Atlantic trade lifts CP Ships’ 4th quarter profit
CP Ships said higher freight rates, volumes and operating profits in the transatlantic trade helped the carrier group raise its net income 78 percent in the fourth quarter to $41 million, the highest quarterly net income since the company went public in 2001.
The latest net result compares with a net income of $23 million in the fourth quarter of 2002.
Operating income in the latest quarter rose 44 percent to $49 million, an improvement of $15 million over the same quarter of 2002. Operating income on the transatlantic trade soared 76 percent to $37 million over the same period.
Ray Miles, chief executive officer of CP Ships, noted a “significant increase in profitability of the transatlantic segment.”
Group revenue in the latest quarter rose 12 percent to $841 million, as volume rose 3 percent to 569,000 TEUs and average freight rates increased 8 percent.
However, CP Ships reported a 1-percent fall in average freight rates between the third and fourth quarters of 2003.
The company’s transatlantic revenues jumped 16 percent in the latest quarter, with average rates rising 13 percent and traffic levels up 6 percent to 301,000 TEUs.
CP Ships reported a strong growth in eastbound transatlantic traffic from North America during the fourth quarter, linked to the depreciation of the U.S. dollar, and a “moderate import growth” into North America.

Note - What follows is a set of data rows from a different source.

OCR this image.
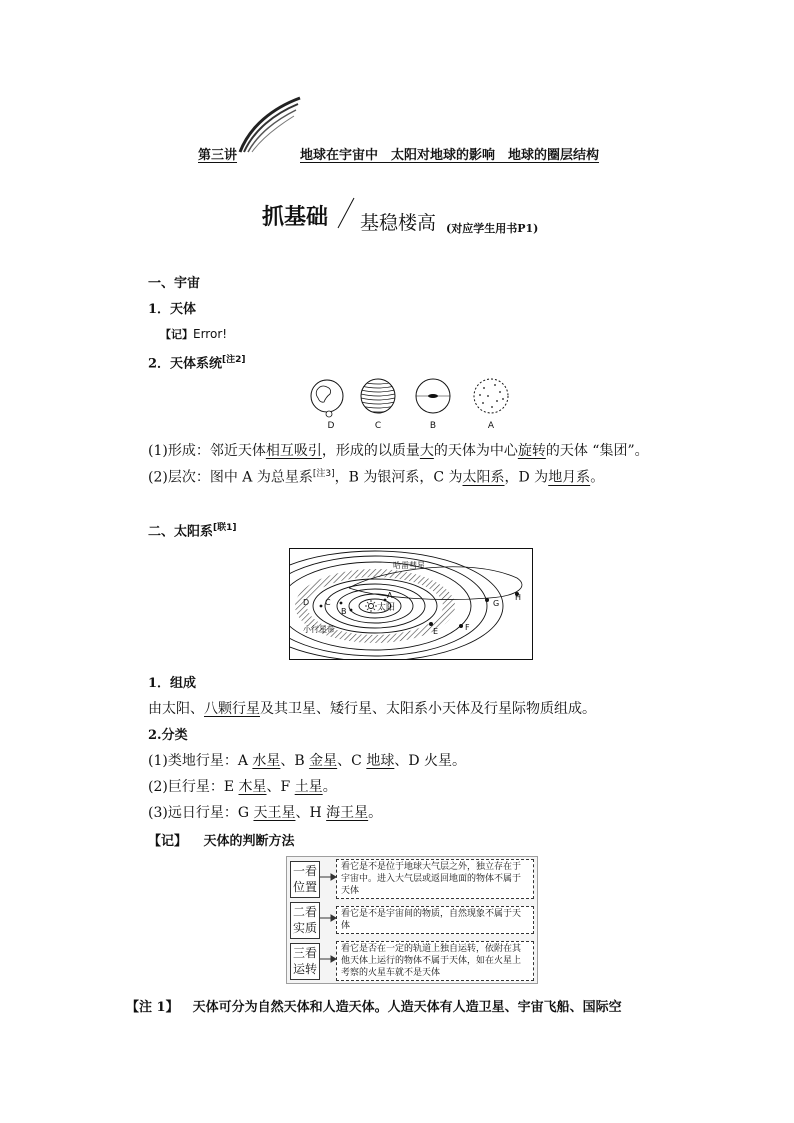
第三讲	地球在宇宙中　太阳对地球的影响　地球的圈层结构
抓基础 基稳楼高 (对应学生用书P1)
一、宇宙
1．天体
【记】Error!
2．天体系统[注2]
D	C	B	A
(1)形成：邻近天体相互吸引，形成的以质量大的天体为中心旋转的天体 “集团”。
(2)层次：图中 A 为总星系[注3]，B 为银河系，C 为太阳系，D 为地月系。
二、太阳系[联1]
太阳
哈雷彗星
小行星带
A
B
C
D
E	F
G
H
1．组成
由太阳、八颗行星及其卫星、矮行星、太阳系小天体及行星际物质组成。
2.分类
(1)类地行星：A 水星、B 金星、C 地球、D 火星。
(2)巨行星：E 木星、F 土星。
(3)远日行星：G 天王星、H 海王星。
【记】 天体的判断方法
一看
位置
二看
实质
三看
运转
看它是不是位于地球大气层之外，独立存在于宇宙中。进入大气层或返回地面的物体不属于天体
看它是不是宇宙间的物质，自然现象不属于天体
看它是否在一定的轨道上独自运转，依附在其他天体上运行的物体不属于天体，如在火星上考察的火星车就不是天体
【注 1】 天体可分为自然天体和人造天体。人造天体有人造卫星、宇宙飞船、国际空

Miles told a conference of investment analysts Thursday that shipload factors in the transatlantic trade have reached about 75 percent eastbound and the “high 80s or 90 percent” westbound.
“Things look quite firm going forward,” added Miles, who expects CP Ships to continue to raise transatlantic rates.

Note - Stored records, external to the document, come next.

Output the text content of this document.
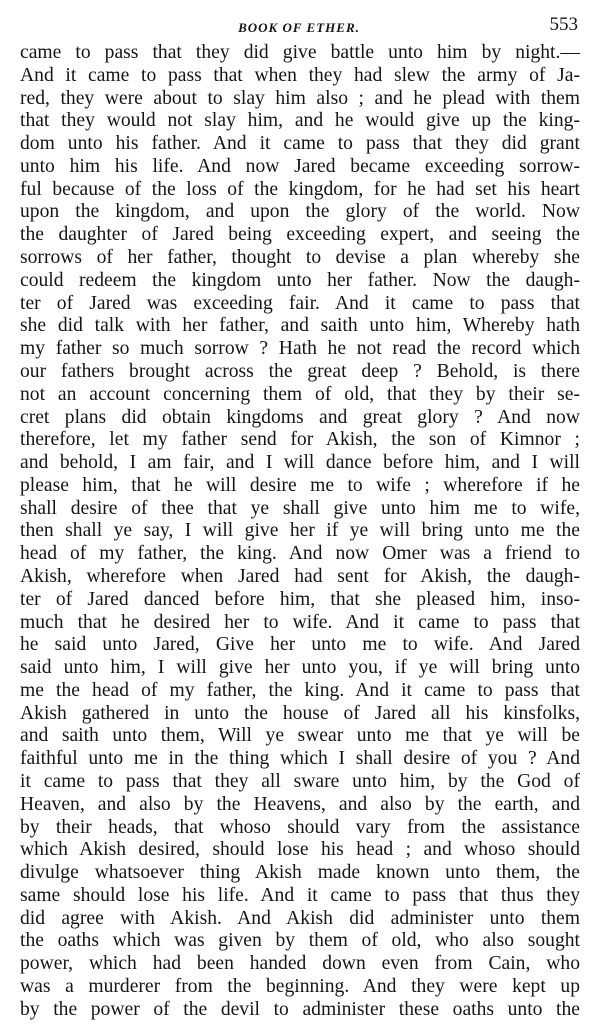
BOOK OF ETHER.	553
came to pass that they did give battle unto him by night.—
And it came to pass that when they had slew the army of Ja-
red, they were about to slay him also ; and he plead with them
that they would not slay him, and he would give up the king-
dom unto his father. And it came to pass that they did grant
unto him his life. And now Jared became exceeding sorrow-
ful because of the loss of the kingdom, for he had set his heart
upon the kingdom, and upon the glory of the world. Now
the daughter of Jared being exceeding expert, and seeing the
sorrows of her father, thought to devise a plan whereby she
could redeem the kingdom unto her father. Now the daugh-
ter of Jared was exceeding fair. And it came to pass that
she did talk with her father, and saith unto him, Whereby hath
my father so much sorrow ? Hath he not read the record which
our fathers brought across the great deep ? Behold, is there
not an account concerning them of old, that they by their se-
cret plans did obtain kingdoms and great glory ? And now
therefore, let my father send for Akish, the son of Kimnor ;
and behold, I am fair, and I will dance before him, and I will
please him, that he will desire me to wife ; wherefore if he
shall desire of thee that ye shall give unto him me to wife,
then shall ye say, I will give her if ye will bring unto me the
head of my father, the king. And now Omer was a friend to
Akish, wherefore when Jared had sent for Akish, the daugh-
ter of Jared danced before him, that she pleased him, inso-
much that he desired her to wife. And it came to pass that
he said unto Jared, Give her unto me to wife. And Jared
said unto him, I will give her unto you, if ye will bring unto
me the head of my father, the king. And it came to pass that
Akish gathered in unto the house of Jared all his kinsfolks,
and saith unto them, Will ye swear unto me that ye will be
faithful unto me in the thing which I shall desire of you ? And
it came to pass that they all sware unto him, by the God of
Heaven, and also by the Heavens, and also by the earth, and
by their heads, that whoso should vary from the assistance
which Akish desired, should lose his head ; and whoso should
divulge whatsoever thing Akish made known unto them, the
same should lose his life. And it came to pass that thus they
did agree with Akish. And Akish did administer unto them
the oaths which was given by them of old, who also sought
power, which had been handed down even from Cain, who
was a murderer from the beginning. And they were kept up
by the power of the devil to administer these oaths unto the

CP Ships, the largest group in the Atlantic trade, is the parent company of Canada Maritime, Cast, Lykes Lines, TMM Lines, Italia Line, Contship Containerlines and ANZDL.
CP Ships also reported an operating loss of $6 million in the fourth quarter from its Asian services, and higher volumes in the Asia/Americas trade lane. Underlying average freight rates in the Asian trades were 8 percent lower than in the third quarter, due mainly to a planned increase in lower margin import volume from North America to Asia, as well as the effect of seasonally weaker export freight rates from Asia, the company said.
For the year, operating income before exceptional items rose to $131 million from $83 million in 2002. Return on average capital employed increased to 7.3 percent in 2003 from 5.7 percent in 2002. Net income last year increased 58 percent to $82 million from $52 million in 2002, although this was still below the $135 million net income earned in 2000.
“With record operating income in the fourth quarter and up nearly 60 percent for the full year, and record volume and sales revenue for both the quarter and the year, we consider these to be outstanding results,” Miles said.
Revenue for 2003 rose 15 percent to $3.1 billion, as CP Ships’ container carryings increased 9 percent to 2.2 million TEUs, and average freight rates rose 7 percent, reflecting improved market conditions in most trade lanes.
Miles noted cost pressures on CP Ships from higher vessel charter rates and the adverse effect on costs of the weaker U.S. dollar. In 2003, CP Ships’ cost per TEU was up by 6 percent, despite $75 million of cost reductions.
CP Ships said continued strong volume and further freight rate improvements in 2004 will outweigh the negative effect of a weaker dollar and higher charter renewals. Earnings in 2004 will exceed those of 2003, the company said.